Si j’aimais crayonner, c’était l’idée du grand art qui me titillait, tous ces secrets que je pressentais être dissimulés derrière les lourdes portes d’un monde foisonnant que de mystérieuses clés ouvriraient un jour à mon entendement. Malgré mon avidité pour la découverte, j’allais ignorer encore longtemps que plusieurs chemins pouvaient nous mener à cette manifestation en lien étroit avec l’expérience humaine, la magnificence et l’étrangeté des reproductions anciennes ayant suffi à contenir pour un temps mes vagues ambitions. Plus tard, à la fréquentation des classes d’histoire de l’art, des musées et des vernissages, j’ai vite compris que cet univers était large et complexe et qu’il était facile de se perdre dans le labyrinthe de ses multiples avenues.
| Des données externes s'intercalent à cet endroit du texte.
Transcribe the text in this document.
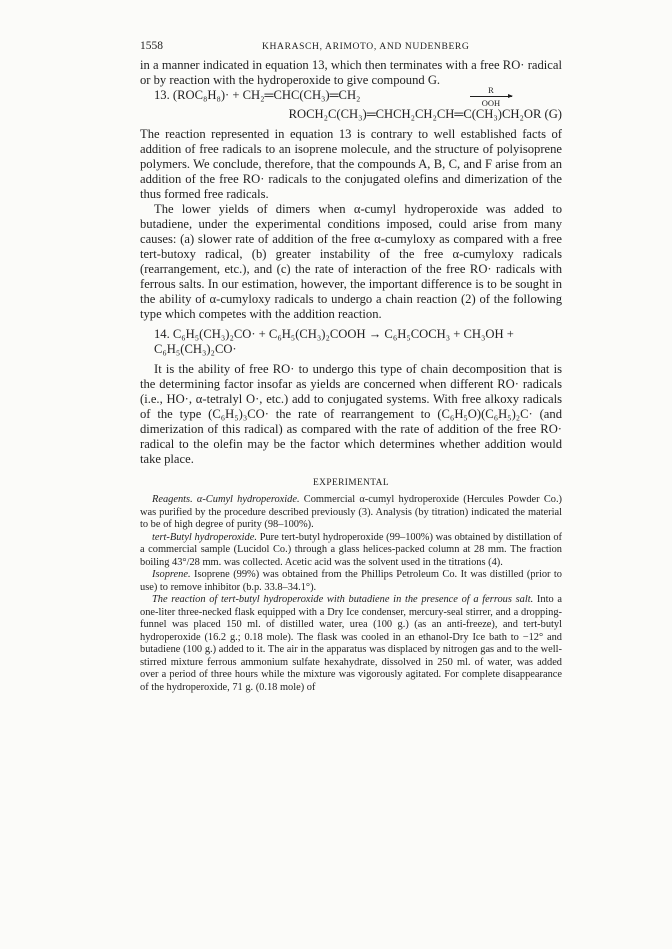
1558	KHARASCH, ARIMOTO, AND NUDENBERG

in a manner indicated in equation 13, which then terminates with a free RO· radical or by reaction with the hydroperoxide to give compound G.

13. (ROC₈H₈)· + CH₂═CHC(CH₃)═CH₂	R
OOH
ROCH₂C(CH₃)═CHCH₂CH₂CH═C(CH₃)CH₂OR (G)

The reaction represented in equation 13 is contrary to well established facts of addition of free radicals to an isoprene molecule, and the structure of polyisoprene polymers. We conclude, therefore, that the compounds A, B, C, and F arise from an addition of the free RO· radicals to the conjugated olefins and dimerization of the thus formed free radicals.

The lower yields of dimers when α-cumyl hydroperoxide was added to butadiene, under the experimental conditions imposed, could arise from many causes: (a) slower rate of addition of the free α-cumyloxy as compared with a free tert-butoxy radical, (b) greater instability of the free α-cumyloxy radicals (rearrangement, etc.), and (c) the rate of interaction of the free RO· radicals with ferrous salts. In our estimation, however, the important difference is to be sought in the ability of α-cumyloxy radicals to undergo a chain reaction (2) of the following type which competes with the addition reaction.

14. C₆H₅(CH₃)₂CO· + C₆H₅(CH₃)₂COOH → C₆H₅COCH₃ + CH₃OH +
C₆H₅(CH₃)₂CO·

It is the ability of free RO· to undergo this type of chain decomposition that is the determining factor insofar as yields are concerned when different RO· radicals (i.e., HO·, α-tetralyl O·, etc.) add to conjugated systems. With free alkoxy radicals of the type (C₆H₅)₃CO· the rate of rearrangement to (C₆H₅O)(C₆H₅)₂C· (and dimerization of this radical) as compared with the rate of addition of the free RO· radical to the olefin may be the factor which determines whether addition would take place.

EXPERIMENTAL

Reagents. α-Cumyl hydroperoxide. Commercial α-cumyl hydroperoxide (Hercules Powder Co.) was purified by the procedure described previously (3). Analysis (by titration) indicated the material to be of high degree of purity (98–100%).

tert-Butyl hydroperoxide. Pure tert-butyl hydroperoxide (99–100%) was obtained by distillation of a commercial sample (Lucidol Co.) through a glass helices-packed column at 28 mm. The fraction boiling 43°/28 mm. was collected. Acetic acid was the solvent used in the titrations (4).

Isoprene. Isoprene (99%) was obtained from the Phillips Petroleum Co. It was distilled (prior to use) to remove inhibitor (b.p. 33.8–34.1°).

The reaction of tert-butyl hydroperoxide with butadiene in the presence of a ferrous salt. Into a one-liter three-necked flask equipped with a Dry Ice condenser, mercury-seal stirrer, and a dropping-funnel was placed 150 ml. of distilled water, urea (100 g.) (as an anti-freeze), and tert-butyl hydroperoxide (16.2 g.; 0.18 mole). The flask was cooled in an ethanol-Dry Ice bath to −12° and butadiene (100 g.) added to it. The air in the apparatus was displaced by nitrogen gas and to the well-stirred mixture ferrous ammonium sulfate hexahydrate, dissolved in 250 ml. of water, was added over a period of three hours while the mixture was vigorously agitated. For complete disappearance of the hydroperoxide, 71 g. (0.18 mole) of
Heureusement aussi, qu’il était fascinant d’oser une incursion dans la pratique de créateurs qui, à l’instar de ce que provoquèrent chez moi quelques « éveilleurs de conscience », ouvrent des horizons inattendus sur des espaces de liberté infinis. Mais mon premier vrai « choc esthétique » se produisit à l’été 1966, lors de la deuxième édition du Symposium de sculpture Melchers à Alma, où je fis, sans le savoir, mon intrusion dans une réalité dont je soupçonnais à peine la vastitude.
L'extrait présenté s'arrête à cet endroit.